All I can say with certainty is that safety will become ever more scarce. The entire planet is affected by multiple positive feedback loops that are unraveling the climate we knew and loved and replacing it with a hotter, more energetic climate and a beefed-up hydrological cycle on steroids. Dry places will get drier. Wet places, wetter in such a manner as to be destructive and deadly. It’s physics. It’s chemistry. It is the reality we are faced with.
I want a family. I want my world to revolve around the bright new souls that Jack and I bring into being. But I think often of the guilt my friend spoke of, guilt for creating humans that will have to endure hellacious firestorms, water and food shortages, constant migration and relocation . . . all because I, having known better, having known how fast we’ve killed the planet, wanted to be a mother.

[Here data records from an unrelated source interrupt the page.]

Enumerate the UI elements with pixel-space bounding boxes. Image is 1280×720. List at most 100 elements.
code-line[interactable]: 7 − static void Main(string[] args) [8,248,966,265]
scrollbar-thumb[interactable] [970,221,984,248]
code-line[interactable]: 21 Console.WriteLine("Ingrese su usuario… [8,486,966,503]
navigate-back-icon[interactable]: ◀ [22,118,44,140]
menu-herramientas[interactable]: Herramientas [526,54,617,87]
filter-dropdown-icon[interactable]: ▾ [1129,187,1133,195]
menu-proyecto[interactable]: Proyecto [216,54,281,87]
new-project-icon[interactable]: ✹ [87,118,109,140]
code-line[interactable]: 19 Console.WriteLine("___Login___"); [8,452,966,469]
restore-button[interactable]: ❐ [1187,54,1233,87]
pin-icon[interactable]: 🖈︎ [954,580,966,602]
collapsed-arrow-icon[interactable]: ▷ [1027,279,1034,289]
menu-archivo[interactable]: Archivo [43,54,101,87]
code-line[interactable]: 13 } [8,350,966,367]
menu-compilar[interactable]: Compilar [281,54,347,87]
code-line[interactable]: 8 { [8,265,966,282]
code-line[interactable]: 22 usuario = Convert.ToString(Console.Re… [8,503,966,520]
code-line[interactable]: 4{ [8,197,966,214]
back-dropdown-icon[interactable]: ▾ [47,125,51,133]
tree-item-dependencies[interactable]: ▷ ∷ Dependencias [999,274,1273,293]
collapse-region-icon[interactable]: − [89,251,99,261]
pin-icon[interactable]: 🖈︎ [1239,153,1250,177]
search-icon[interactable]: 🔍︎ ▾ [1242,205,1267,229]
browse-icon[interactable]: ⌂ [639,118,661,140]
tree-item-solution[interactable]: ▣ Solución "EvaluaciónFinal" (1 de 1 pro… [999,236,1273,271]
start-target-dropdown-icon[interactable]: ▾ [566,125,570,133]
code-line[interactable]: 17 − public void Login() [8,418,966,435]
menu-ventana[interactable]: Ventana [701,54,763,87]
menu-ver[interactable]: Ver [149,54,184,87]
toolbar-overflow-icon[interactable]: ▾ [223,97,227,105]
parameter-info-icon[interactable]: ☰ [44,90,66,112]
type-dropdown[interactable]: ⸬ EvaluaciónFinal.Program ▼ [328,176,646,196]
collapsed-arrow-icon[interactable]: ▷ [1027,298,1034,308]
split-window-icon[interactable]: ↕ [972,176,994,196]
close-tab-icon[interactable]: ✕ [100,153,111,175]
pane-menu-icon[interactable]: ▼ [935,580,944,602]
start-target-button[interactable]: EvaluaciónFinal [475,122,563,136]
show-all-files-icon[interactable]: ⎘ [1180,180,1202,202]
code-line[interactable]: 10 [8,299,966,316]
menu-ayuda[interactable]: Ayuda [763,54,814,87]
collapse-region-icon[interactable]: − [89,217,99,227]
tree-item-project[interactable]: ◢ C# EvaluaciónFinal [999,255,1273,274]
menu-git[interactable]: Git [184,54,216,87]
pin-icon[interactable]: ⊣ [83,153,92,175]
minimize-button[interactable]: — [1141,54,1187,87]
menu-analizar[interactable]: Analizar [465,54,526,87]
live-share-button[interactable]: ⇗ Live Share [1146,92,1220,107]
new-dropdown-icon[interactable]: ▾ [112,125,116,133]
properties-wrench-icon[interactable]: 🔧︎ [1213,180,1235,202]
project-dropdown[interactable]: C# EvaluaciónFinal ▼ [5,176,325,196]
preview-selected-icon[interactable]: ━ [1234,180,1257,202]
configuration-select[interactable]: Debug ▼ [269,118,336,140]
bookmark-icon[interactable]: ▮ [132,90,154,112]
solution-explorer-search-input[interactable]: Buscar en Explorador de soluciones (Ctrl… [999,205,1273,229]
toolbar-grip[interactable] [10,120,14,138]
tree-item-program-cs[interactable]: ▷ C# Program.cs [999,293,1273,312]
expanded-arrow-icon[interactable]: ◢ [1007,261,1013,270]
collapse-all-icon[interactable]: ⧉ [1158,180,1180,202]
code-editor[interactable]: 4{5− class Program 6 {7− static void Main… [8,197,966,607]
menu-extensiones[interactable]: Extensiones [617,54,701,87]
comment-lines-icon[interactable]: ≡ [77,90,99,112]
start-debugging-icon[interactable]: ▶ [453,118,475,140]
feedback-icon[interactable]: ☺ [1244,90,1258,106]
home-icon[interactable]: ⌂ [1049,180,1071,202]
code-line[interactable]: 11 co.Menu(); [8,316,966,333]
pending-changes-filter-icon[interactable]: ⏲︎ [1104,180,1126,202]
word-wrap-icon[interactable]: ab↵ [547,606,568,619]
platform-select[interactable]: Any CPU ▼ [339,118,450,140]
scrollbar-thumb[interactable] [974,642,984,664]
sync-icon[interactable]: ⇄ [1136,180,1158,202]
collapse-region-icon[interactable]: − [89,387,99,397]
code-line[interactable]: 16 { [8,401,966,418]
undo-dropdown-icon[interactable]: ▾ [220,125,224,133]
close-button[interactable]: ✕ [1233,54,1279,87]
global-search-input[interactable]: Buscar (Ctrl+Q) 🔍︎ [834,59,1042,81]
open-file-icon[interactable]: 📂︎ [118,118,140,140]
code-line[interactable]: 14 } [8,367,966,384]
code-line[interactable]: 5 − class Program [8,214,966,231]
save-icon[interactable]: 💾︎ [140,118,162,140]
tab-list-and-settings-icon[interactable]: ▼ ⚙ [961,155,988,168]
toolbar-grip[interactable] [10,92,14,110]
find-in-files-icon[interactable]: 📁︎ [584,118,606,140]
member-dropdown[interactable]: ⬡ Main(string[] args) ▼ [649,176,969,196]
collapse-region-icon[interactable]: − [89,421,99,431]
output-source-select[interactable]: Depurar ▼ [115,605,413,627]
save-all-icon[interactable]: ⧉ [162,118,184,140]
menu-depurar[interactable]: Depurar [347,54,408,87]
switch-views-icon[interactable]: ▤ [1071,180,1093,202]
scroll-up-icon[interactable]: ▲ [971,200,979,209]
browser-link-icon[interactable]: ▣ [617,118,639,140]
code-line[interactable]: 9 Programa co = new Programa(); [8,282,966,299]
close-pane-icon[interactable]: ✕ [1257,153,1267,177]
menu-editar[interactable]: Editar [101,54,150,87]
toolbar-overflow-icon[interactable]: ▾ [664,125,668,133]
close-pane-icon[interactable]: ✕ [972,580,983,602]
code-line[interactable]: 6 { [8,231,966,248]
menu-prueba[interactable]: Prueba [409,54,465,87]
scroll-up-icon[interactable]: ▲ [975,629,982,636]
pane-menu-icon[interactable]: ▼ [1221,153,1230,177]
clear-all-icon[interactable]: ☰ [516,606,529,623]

It’s possible that such chronic guilt would be even worse than the acute stress of surviving continual apocalypses.
Having taken zero steps to become pregnant, all I can do is wonder. All I can do is strive to convince as many people as possible that we need to decarbonize NOW while we still have the time, technology, and cohesive institutions and social structures to pull it off. If not for the sake of the children Jack and I may never have, then for the sake of the children who have already been born and are yet to be born. They deserve a habitable planet conducive to human life. We need to make drastic changes to pass down such a planet. We need to put life ahead of our own selfish, short-lived comfort.
But my intuition knows the message will fall on deaf ears and paralyzed hearts. We should have addressed this 50 years ago in 1970. We still aren’t addressing it. My hope for the future grows thinner, even as I fight harder and more viciously to maintain it.